When my girlfriend and I stole underwear from Victoria’s Secret in 7th grade, I regretted it and I felt guilty. And rightly so. I’d learned and accepted that stealing is wrong, but I still chose to act against values that I had agreed to and internalized. In that case, my guilt had a pro-social function and was warranted because I’d violated the integrity of the person I wanted to be. I re-evaluated that friendship and the choices I was making. This potential upside to guilt makes sense in life among the living, with behaviors that can be modified moving forward.
When I remembered how I had almost called Sarah that day, it was a regret too. I wasn’t objectively acting amoral for not calling. But that regret started to transform into guilt when I passed judgment on my decision, on myself. Slowly at first, I started believing the fabrication that I could have known, should have known, and that only my poor character kept me from recognizing the potential implications of not calling my sister on any given day. The next time I came back to that same thought, I didn’t start with the regret, but picked back up from where I’d left off the last time, with how selfish and inconsiderate I was. Every time the thought recurred, I was a more wretched version of myself, and eventually the regret had become full-fledged guilt.
In my mind, it hadn’t been a passing thought to call like so many others—just like others when I had called and hadn’t—it was a malicious choice I’d made as a bad person that directly led to my sister’s suicide.
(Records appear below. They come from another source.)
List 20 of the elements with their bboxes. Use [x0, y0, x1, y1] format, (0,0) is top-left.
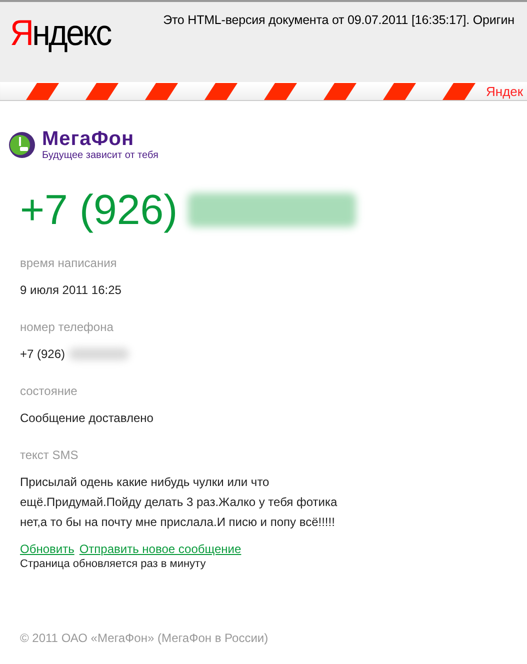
- redaction-blur: [69, 348, 130, 360]
- yandex-link[interactable]: Яндек: [486, 84, 524, 99]
- brand-name: МегаФон: [42, 128, 136, 150]
- archive-notice: Это HTML-версия документа от 09.07.2011 [16:35:17]. Оригин: [163, 13, 514, 27]
- yandex-logo[interactable]: Яндекс: [10, 12, 110, 54]
- field-label: время написания: [20, 256, 118, 270]
- field-value: Сообщение доставлено: [20, 410, 154, 427]
- globe-icon: [8, 131, 36, 159]
- link[interactable]: Обновить: [20, 542, 74, 556]
- field-value: +7 (926): [20, 346, 66, 363]
- link[interactable]: Отправить новое сообщение: [79, 542, 242, 556]
- field-value: Присылай одень какие нибудь чулки или что ещё.Придумай.Пойду делать 3 раз.Жалко у тебя фотика нет,а то бы на почту мне прислала.И писю и попу всё!!!!!: [20, 474, 338, 531]
- field-label: текст SMS: [20, 448, 80, 462]
- field-label: номер телефона: [20, 320, 114, 334]
- refresh-note: Страница обновляется раз в минуту: [20, 558, 207, 570]
- field-label: состояние: [20, 384, 78, 398]
- field-value: 9 июля 2011 16:25: [20, 282, 122, 299]
- brand-tagline: Будущее зависит от тебя: [42, 150, 158, 162]
- copyright-text: © 2011 ОАО «МегаФон» (МегаФон в России): [20, 631, 270, 645]
- phone-heading: +7 (926): [20, 186, 178, 234]
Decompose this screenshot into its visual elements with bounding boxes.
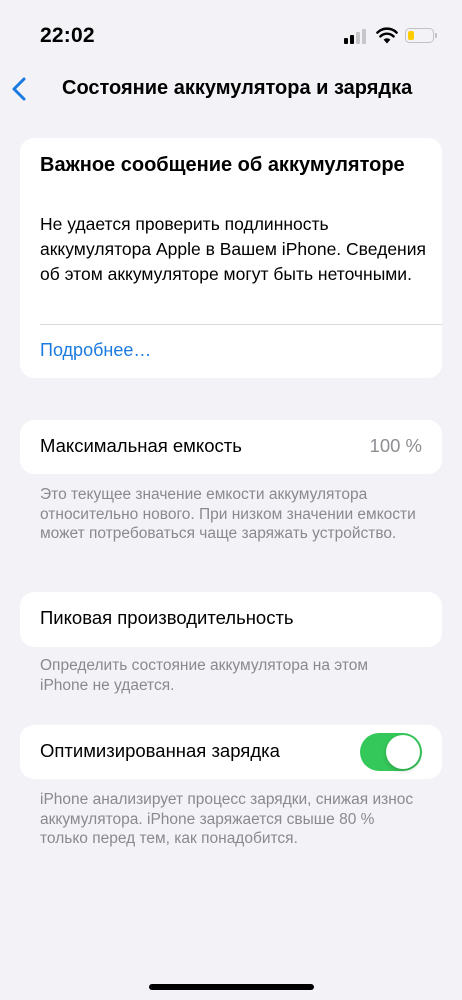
battery-level [407,30,415,40]
maximum-capacity-row: Максимальная емкость 100 % [20,420,442,474]
learn-more-link[interactable]: Подробнее… [40,340,151,361]
alert-title: Важное сообщение об аккумуляторе [40,154,405,176]
optimized-charging-row: Оптимизированная зарядка [20,725,442,779]
optimized-charging-footnote: iPhone анализирует процесс зарядки, сниж… [40,791,414,847]
maximum-capacity-value: 100 % [369,435,422,456]
peak-performance-label: Пиковая производительность [40,607,294,628]
status-bar: 22:02 [0,0,462,70]
battery-alert-card: Важное сообщение об аккумуляторе Не удае… [20,138,442,378]
optimized-charging-toggle[interactable] [360,733,422,771]
battery-cap [435,33,437,38]
maximum-capacity-label: Максимальная емкость [40,435,242,456]
peak-performance-row: Пиковая производительность [20,592,442,647]
chevron-left-icon[interactable] [9,75,33,103]
optimized-charging-label: Оптимизированная зарядка [40,740,280,761]
home-indicator[interactable] [149,984,314,990]
alert-body: Не удается проверить подлинность аккумул… [40,214,426,284]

My perception and memory were warped beyond recognition, but from my vantage point they had become my new truth. Mom had been doing the same thing, and we both sought to punish ourselves accordingly, as if that would make any difference. But with Sarah, there was no way for the guilt to lead to any reconciliation. There was no redemption to be had.
This distinction between regret and guilt has been helping me redefine my guilt as a mutation of my compounded regrets. It is better acknowledged as an emotional experience instead of evidence of my insufficiency as a human. This doesn’t solve everything in an instant, but is gradually helping me soften my hostility towards myself. I kept that cryptic envelope symbolically, it’s now a crumpled, tattered, haggard thing. I keep my guilt in there, carry it with me at all times. When I dump it out to look at the contents, sometimes I can identify something as just a regret, and it doesn’t go back in the envelope. I don’t have to carry it anymore.
I wish I’d learned to make this distinction while mom was still alive. Though I’m not sure that it would have changed her mind about anything. But it would have been worth a try.
Mom took her guilt with her when she passed. I’m getting slowly better at letting go of mine.
Thank you Matthew & Zac for your feedback.


…death can be such a chaos agent, the way it comes, how it impacts so many so differently, the tendrilled ways in which the gone stay here…it’s like our ghosts create ghosts, we multiply and transform when we disappear…that hydra headed guilt ghost has been by me for so many of my life’s unexpected witnessings, most especially the painful ones…makes me wonder if it’s masked, i see it as sharp and dark, when all it really might want to do is be here for me…not sure i know how to transform somethings yet part of me holds hope that this developing appreciation for my buried and shadowed yields a balance of more light…thanks for sharing such lived in thoughts and moments…
I was totally immersed in this. Felt like I was able to see/feel everything, like I was in the diner, in your head and your mom's, feeling the helplessness, that you rationally know it's not your fault, yet you still convert the regret into a damning guilt. There is a lot I'm feeling now and I'm struggling to put into words, but of your essays I've read this one has definitely hit me the hardest! Keep it up, and curious to know more about your process here.